Evo Morales, le Roi Déchu
Evo Morales, ex-président de l’État plurinational de Bolivie pendant plus de treize ans, fut élu, dès le premier tour, au suffrage universel en 2005 lors d’élections a priori légitimes. Il est le second président d’origine indigène du continent américain et représente l’accès au pouvoir d’une majorité ethnique dans un pays longtemps divisé entre élite blanche et large classe populaire indigène. Depuis, l’économie nationale semble s’être redressée. Le taux de pauvreté a reculé de 59,9% en 2006 à 34,6% en 2018. L’indice GINI (basée sur une échelle de 0 à 100, plus la valeur se rapproche de 0 plus une société est égalitaire) a diminué de 58,5 en 2005 à 44 en 2017 grâce à une redistribution plutôt efficace des richesses. Cette année, Morales remettait en jeu son mandat pour la troisième fois consécutive.
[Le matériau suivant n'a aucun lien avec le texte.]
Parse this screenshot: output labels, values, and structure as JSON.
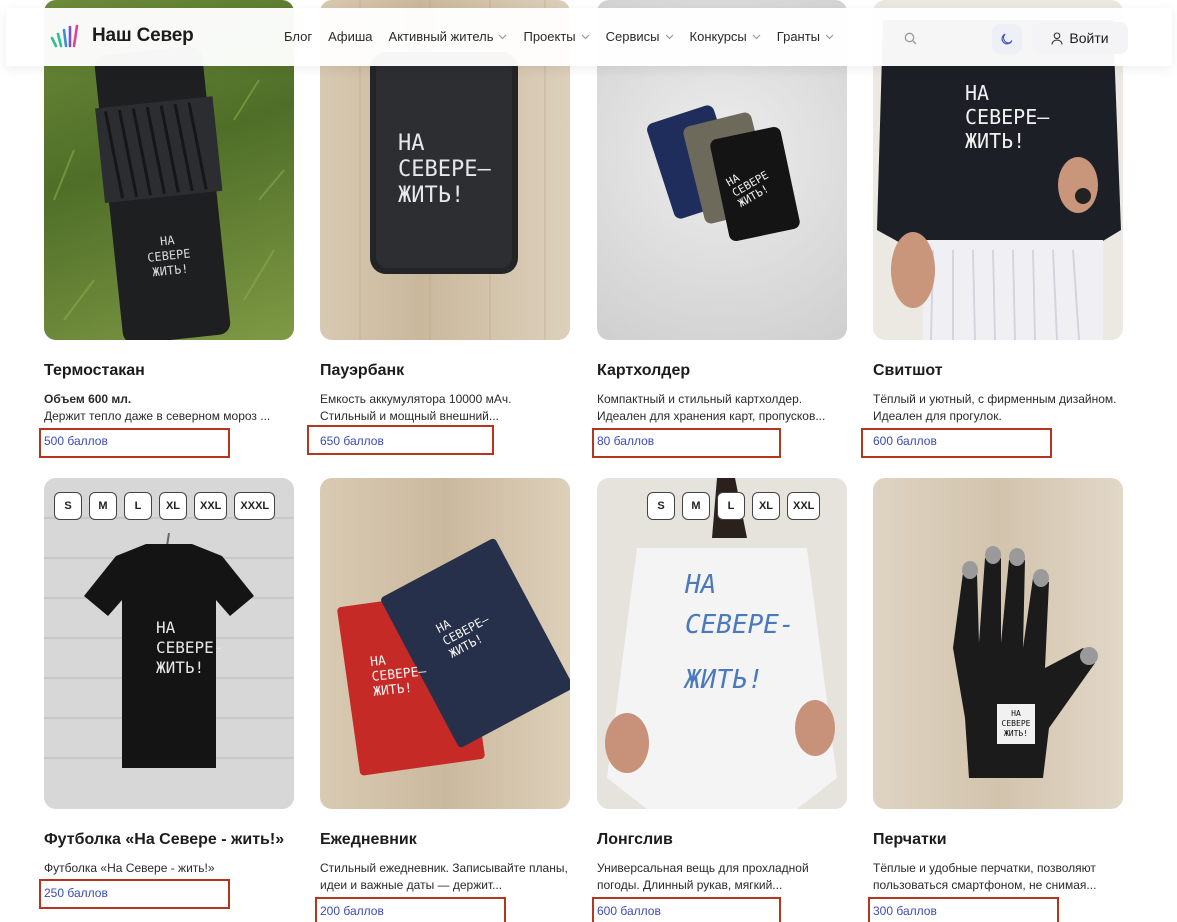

Les élections du 20 octobre 2019 ont polarisé l’opinion publique. L’adversaire principal de Morales, Carlos Mesa, à la tête du parti politique Comunidad Ciudadana, n’a pas réussi à constituer un bloc uni contre les partisans du régime en place. Un contexte favorable pour Morales car, suite à une nouvelle règle instaurée depuis sa constitution, il suffit d’avoir plus de 40% des suffrages, et plus de 10% d’écart avec le premier adversaire, pour remporter les élections au premier tour. Les estimations pendant le dépouillement le soir du 20 octobre indiquaient un second tour entre Mesa et Morales du Movimiento al Socialismo (MAS). Cependant, à 83% du dépouillement, le système informatique ne fut plus mis à jour. La population est alors immédiatement sortie dans les rues pour exiger de la transparence. En parallèle, des vidéos montrant des manipulations de bulletins de votes tous remplis à la faveur de Morales circulaient sur les réseaux sociaux . Des entrepôts avec des boîtes de bulletins non-dépouillés ont été trouvés dans plusieurs villes du pays, déclenchant l’indignation d’une partie de la population. Pendant la soirée, des tribunaux départementaux électoraux ont été brûlés dans l’ensemble du pays. La contestation est partie des milieux universitaires, Morales a alors affirmé qu’ils étaient venus pour “platita y notita” (pour de l’argent et des bonnes notes) promis par son meilleur ennemi, Mesa. Le lendemain, les résultats actualisés annonçaient que Morales avait plus de 10% d’avance sur Mesa.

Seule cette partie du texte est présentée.